Après des années de manque de représentation politique pour les immigrants français, un nouvel organisme appelé «Aleinu» est déterminé à changer la réalité. Rencontrez les candidats que l’organisation promeut avant les prochaines élections municipales.

Les juifs occidentaux n’ont jamais été aussi nombreux que ces dernières années en Israël. Néanmoins, les immigrés français ne sont pas représentés à la Knesset ni dans les autorités locales. Cette situation change suite à l’ article que nous avons publié il y a un mois dans le journal Makor Rishon sur la nouvelle organisation «Aleinu», qui présente des candidats francophones pour les élections locales en octobre. Il semblerait qu’il y ait un flot de demandes des partis politiques et des médias précise Yomtob Kalfon, fondateur de l’organisation avec Arie Abitbol. Il ajoute, que « tous les médias de la communauté française en Israël et de la communauté juive en France ont relaté cette initiative après la publication de l’article.  « Il y a eu une véritable discussion dans les médias sociaux entourant la publication, des échanges animés sur la nécessité d’une telle initiative, tout le monde en a parlé, c’était le discours du jour. »

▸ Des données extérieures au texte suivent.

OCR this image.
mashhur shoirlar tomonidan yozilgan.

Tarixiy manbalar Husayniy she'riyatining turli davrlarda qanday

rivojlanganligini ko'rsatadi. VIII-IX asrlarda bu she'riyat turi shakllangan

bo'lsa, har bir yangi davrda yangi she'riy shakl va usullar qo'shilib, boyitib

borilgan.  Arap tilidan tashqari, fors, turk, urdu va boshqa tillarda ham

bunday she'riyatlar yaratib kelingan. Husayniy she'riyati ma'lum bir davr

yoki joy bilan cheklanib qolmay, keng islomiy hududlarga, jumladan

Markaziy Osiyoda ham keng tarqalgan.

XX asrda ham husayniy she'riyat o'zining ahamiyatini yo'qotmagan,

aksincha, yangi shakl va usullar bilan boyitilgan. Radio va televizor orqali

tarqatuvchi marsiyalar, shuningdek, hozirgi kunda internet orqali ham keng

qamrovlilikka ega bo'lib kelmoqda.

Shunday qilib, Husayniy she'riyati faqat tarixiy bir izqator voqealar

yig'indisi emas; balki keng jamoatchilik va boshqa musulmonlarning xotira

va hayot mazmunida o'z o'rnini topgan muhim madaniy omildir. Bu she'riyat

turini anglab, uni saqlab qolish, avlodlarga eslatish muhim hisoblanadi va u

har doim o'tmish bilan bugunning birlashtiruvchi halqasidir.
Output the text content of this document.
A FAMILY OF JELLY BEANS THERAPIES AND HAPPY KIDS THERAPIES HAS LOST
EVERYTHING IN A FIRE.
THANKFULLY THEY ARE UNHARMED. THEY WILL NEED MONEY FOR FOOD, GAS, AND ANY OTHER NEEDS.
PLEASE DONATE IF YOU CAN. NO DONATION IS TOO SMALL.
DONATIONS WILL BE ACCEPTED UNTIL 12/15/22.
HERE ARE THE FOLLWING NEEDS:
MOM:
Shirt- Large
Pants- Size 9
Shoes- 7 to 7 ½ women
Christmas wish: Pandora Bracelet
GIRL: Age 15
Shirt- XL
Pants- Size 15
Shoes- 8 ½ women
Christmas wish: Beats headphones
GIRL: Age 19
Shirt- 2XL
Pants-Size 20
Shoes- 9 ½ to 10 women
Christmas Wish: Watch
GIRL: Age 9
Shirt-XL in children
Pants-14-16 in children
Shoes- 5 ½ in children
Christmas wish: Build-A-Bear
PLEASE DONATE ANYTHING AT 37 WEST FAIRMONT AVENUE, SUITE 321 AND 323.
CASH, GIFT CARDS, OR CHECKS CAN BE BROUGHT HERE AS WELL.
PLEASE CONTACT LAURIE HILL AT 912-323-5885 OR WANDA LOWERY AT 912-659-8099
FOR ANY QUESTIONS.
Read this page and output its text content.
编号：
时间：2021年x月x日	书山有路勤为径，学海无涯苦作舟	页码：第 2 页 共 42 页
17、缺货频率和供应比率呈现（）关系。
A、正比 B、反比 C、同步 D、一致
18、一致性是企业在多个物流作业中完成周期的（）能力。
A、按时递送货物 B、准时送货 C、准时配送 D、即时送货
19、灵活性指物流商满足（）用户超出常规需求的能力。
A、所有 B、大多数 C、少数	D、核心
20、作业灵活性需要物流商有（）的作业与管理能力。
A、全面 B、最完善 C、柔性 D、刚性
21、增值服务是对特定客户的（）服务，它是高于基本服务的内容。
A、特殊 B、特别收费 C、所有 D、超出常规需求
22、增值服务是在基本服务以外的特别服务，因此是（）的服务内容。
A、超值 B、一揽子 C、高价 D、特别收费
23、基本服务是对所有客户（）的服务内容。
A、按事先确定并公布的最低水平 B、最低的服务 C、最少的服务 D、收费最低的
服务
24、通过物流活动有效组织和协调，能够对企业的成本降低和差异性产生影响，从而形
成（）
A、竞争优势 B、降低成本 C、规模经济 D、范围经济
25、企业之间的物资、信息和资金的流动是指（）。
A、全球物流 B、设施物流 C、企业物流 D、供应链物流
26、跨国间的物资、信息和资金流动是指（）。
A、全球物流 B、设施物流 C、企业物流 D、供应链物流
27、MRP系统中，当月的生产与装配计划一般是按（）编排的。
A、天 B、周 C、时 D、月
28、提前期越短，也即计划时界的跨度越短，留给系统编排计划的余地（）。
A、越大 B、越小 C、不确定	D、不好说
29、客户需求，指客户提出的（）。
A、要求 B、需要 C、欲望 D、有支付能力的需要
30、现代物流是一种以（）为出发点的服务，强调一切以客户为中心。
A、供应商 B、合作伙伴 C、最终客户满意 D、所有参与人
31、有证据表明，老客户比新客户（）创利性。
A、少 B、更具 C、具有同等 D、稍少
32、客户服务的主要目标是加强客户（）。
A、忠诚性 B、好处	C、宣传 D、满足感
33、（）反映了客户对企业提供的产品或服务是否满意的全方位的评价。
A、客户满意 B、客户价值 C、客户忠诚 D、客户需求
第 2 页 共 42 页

Ces discussions sont destinées à mûrir en coopération. «Nous avons été approchés par plusieurs listes existantes dans les villes avec lesquelles nous traitons, et nos représentants ont reçu des places réalistes. Nous n’avons pas encore signé de contrat avec ces partis, mais les contacts sont très sérieux», explique Kalfon. Et cela ne s’arrête pas au niveau local. « Un membre de la Knesset s’est approché de nous et a demandé à être en contact, et quelques autres représentants politiques ont commencé à le ressentir.

Photo: Avishag Shear-Yeshuv
La situation est sur le point de changer. Kalfon et les candidats français pour les élections au niveau local. Photo: Avishag Shear-Yeshuv

Raanana : Synagogues manquantes

Pendant ce temps, dans d’autres villes, un groupe de francophones a déjà sélectionné un candidat pour l’organisation  »Aleinu ».
À Raanana, il s’agit du Dr Michael Wolf, 41 ans, pédiatre, marié et père de trois enfants, qui a immigré en Israël en 2006 en provenance de Belgique.
Sa femme est originaire de Paris, donc il parle français avec un accent belge et fait partie de la communauté. « Un mois après notre mariage, nous étions déjà en Israël, et il était clair pour nous que c’était ce que nous devions faire », dit-il. « Mes enfants sont nés ici et ce sont des sabras. »

Pourquoi entrez-vous en politique maintenant ?
« Parce que cela m’a toujours intéressé, non seulement à Raanana, mais au niveau national. En fait, tout commence avec la municipalité du lieu ou l’on vit, donc je veux influencer à ce niveau.
Si vous voulez que des choses importantes changent dans la vie des gens, la Knesset c’est important, mais vous devez d’abord travailler sur le terrain, au niveau local.  »

 

Photo: Avishag Shear-Yeshuv
Il était toujours intéressé par la politique. Dr. Michael Wolf Photo: Avishag Shear-Yeshuv

Quelques jours après avoir décidé de se présenter de manière indépendante, Yomtob Klafon s’est rapproché de lui de façon presque incidente. Depuis Michael Wolf fait partie de l’organisation. «Il est préférable de se présenter à des élections lorsque vous avez un réseau qui vous soutient», explique-t-il.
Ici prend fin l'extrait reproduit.